Question

Determine whether the following equations are separable. If so, solve the initial value problem. $$2 y y^{\prime}(t)=3 t^{2}, y(0)=9$$

Short answer

#Answer# The particular solution for the initial value problem is \(y(t) = \sqrt{2t^3 + 81}\).

Step-by-step solution

Rewrite the equation in terms of y'

(Write the content here) Divide both sides of the equation by \(2y\) to get the equation in terms of \(y'(t)\): $$y'(t) = \frac{3t^2}{2y}$$

Check for separability

The given equation is $$y'(t) = \frac{3t^2}{2y}$$ We observe that the equation is indeed separable, as we can rewrite it as: $$y'(t)dy = \frac{3t^2}{2y}dt$$

Integrate both sides

Now, integrate both sides of the equation with respect to their corresponding variables: $$\int y'(t) dy = \int \frac{3t^2}{2y} dt$$ Integrating, we have: $$\frac{1}{2}y^2 = t^3 + C$$

Apply the initial condition

Given that \(y(0) = 9\), we can apply this initial condition to find the value of \(C\): $$\frac{1}{2}(9)^2 = (0)^3 + C$$ $$C = \frac{81}{2}$$

Find the particular solution

Now, substitute the value of \(C\) back into the equation and solve for \(y(t)\): $$\frac{1}{2}y^2 = t^3 + \frac{81}{2}$$ Multiply both sides by 2: $$y^2 = 2t^3 + 81$$ Take the square root of both sides: $$y(t) = \pm\sqrt{2t^3 + 81}$$ Since \(y(0) = 9\) and \(9 = \sqrt{81}\), the particular solution is the positive square root: $$y(t) = \sqrt{2t^3 + 81}$$

Key concepts

Initial value problem

In mathematics, particularly in differential equations, an initial value problem involves finding a specific solution to a differential equation that satisfies an initial condition. This initial condition is a starting point that ensures we obtain the unique solution that passes through a specified point on its curve.

For the problem at hand, we are given the differential equation \(2 y y^{\prime}(t)=3 t^{2}\) along with the initial condition \(y(0)=9\). This tells us that when \(t=0\), the value of \(y\) should be \(9\).

Initial conditions are crucial because without them, a differential equation can have infinitely many solutions. By providing an initial condition, we are able to narrow down to one specific, unique solution that fits both the differential equation and this initial requirement. This is a common task in solving real-world problems where the conditions at a specific time are known, and we need to predict behavior over time.

Integration techniques

Integration is an essential part of solving differential equations. Separable differential equations, like the one in our problem, involve rearranging and integrating both sides of the equation to find the solution.

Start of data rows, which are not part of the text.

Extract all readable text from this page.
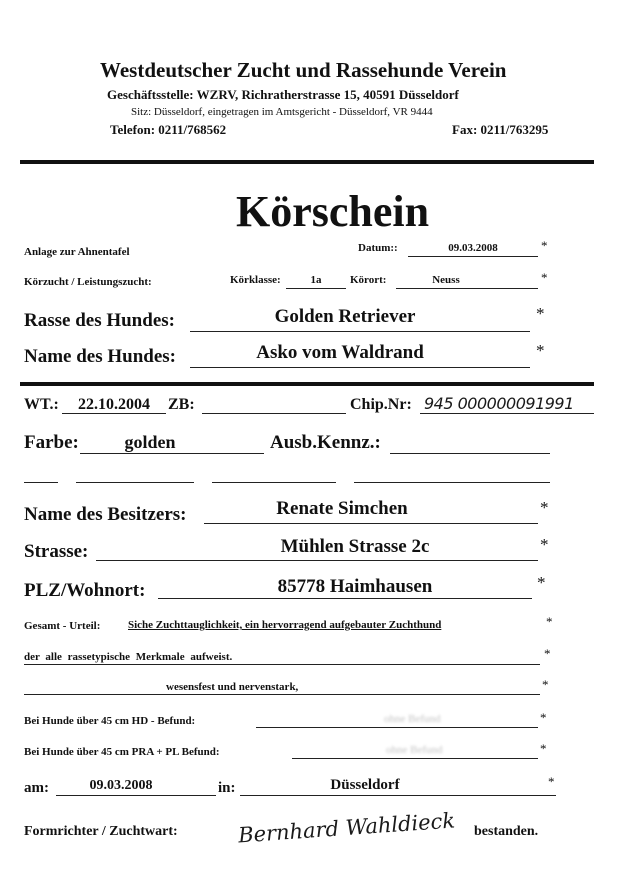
Westdeutscher Zucht und Rassehunde Verein
Geschäftsstelle: WZRV, Richratherstrasse 15, 40591 Düsseldorf
Sitz: Düsseldorf, eingetragen im Amtsgericht - Düsseldorf, VR 9444
Telefon: 0211/768562	Fax: 0211/763295
Körschein
Anlage zur Ahnentafel	Datum::	09.03.2008	*
Körzucht / Leistungszucht:	Körklasse:	1a	Körort:	Neuss	*
Rasse des Hundes:	Golden Retriever	*
Name des Hundes:	Asko vom Waldrand	*
WT.:	22.10.2004	ZB:	Chip.Nr: 945 000000091991
Farbe:	golden	Ausb.Kennz.:
Name des Besitzers:	Renate Simchen	*
Strasse:	Mühlen Strasse 2c	*
PLZ/Wohnort:	85778 Haimhausen	*
Gesamt - Urteil:	Siche Zuchttauglichkeit, ein hervorragend aufgebauter Zuchthund	*
der alle rassetypische Merkmale aufweist.	*
wesensfest und nervenstark,	*
Bei Hunde über 45 cm HD - Befund:	ohne Befund	*
Bei Hunde über 45 cm PRA + PL Befund:	ohne Befund	*
am:	09.03.2008	in:	Düsseldorf	*
Formrichter / Zuchtwart:	Bernhard Wahldieck bestanden.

In the provided problem, after confirming the equation is separable, we rewrote it as \(y'(t)dy = \frac{3t^2}{2y}dt\). The idea is to integrate both sides:

• On the left side, integrate in terms of \(y\).
• On the right side, integrate in terms of \(t\).

After integrating, we obtained the equation \(\frac{1}{2}y^2 = t^3 + C\).

The integration process introduces a constant \(C\), known as the constant of integration, which is determined by the initial value condition. This constant holds the key to finding the precise particular solution to the problem at hand. Remember that integration reverses differentiation, which means finding the original function from its rate of change.

Particular solution

A particular solution is a specific solution to a differential equation that meets the criteria of the initial conditions given.

Once we have integrated both sides and found the general solution, \(\frac{1}{2}y^2 = t^3 + C\), the next step is to apply the initial condition \(y(0)=9\). By substituting this into the equation, we find the value of \(C\):

• Substitute \(t = 0\) and \(y = 9\) into the equation.
• Calculate \(C\) which turns out to be \(C = \frac{81}{2}\).

Now, substituting \(C\) back into the equation gives us \(\frac{1}{2}y^2 = t^3 + \frac{81}{2}\).

Finally, solving for \(y(t)\) gives us \(y(t) = \sqrt{2t^3 + 81}\), which is the particular solution. Since \(y(0) = 9\), we select the positive root, ensuring the solution meets the initial condition.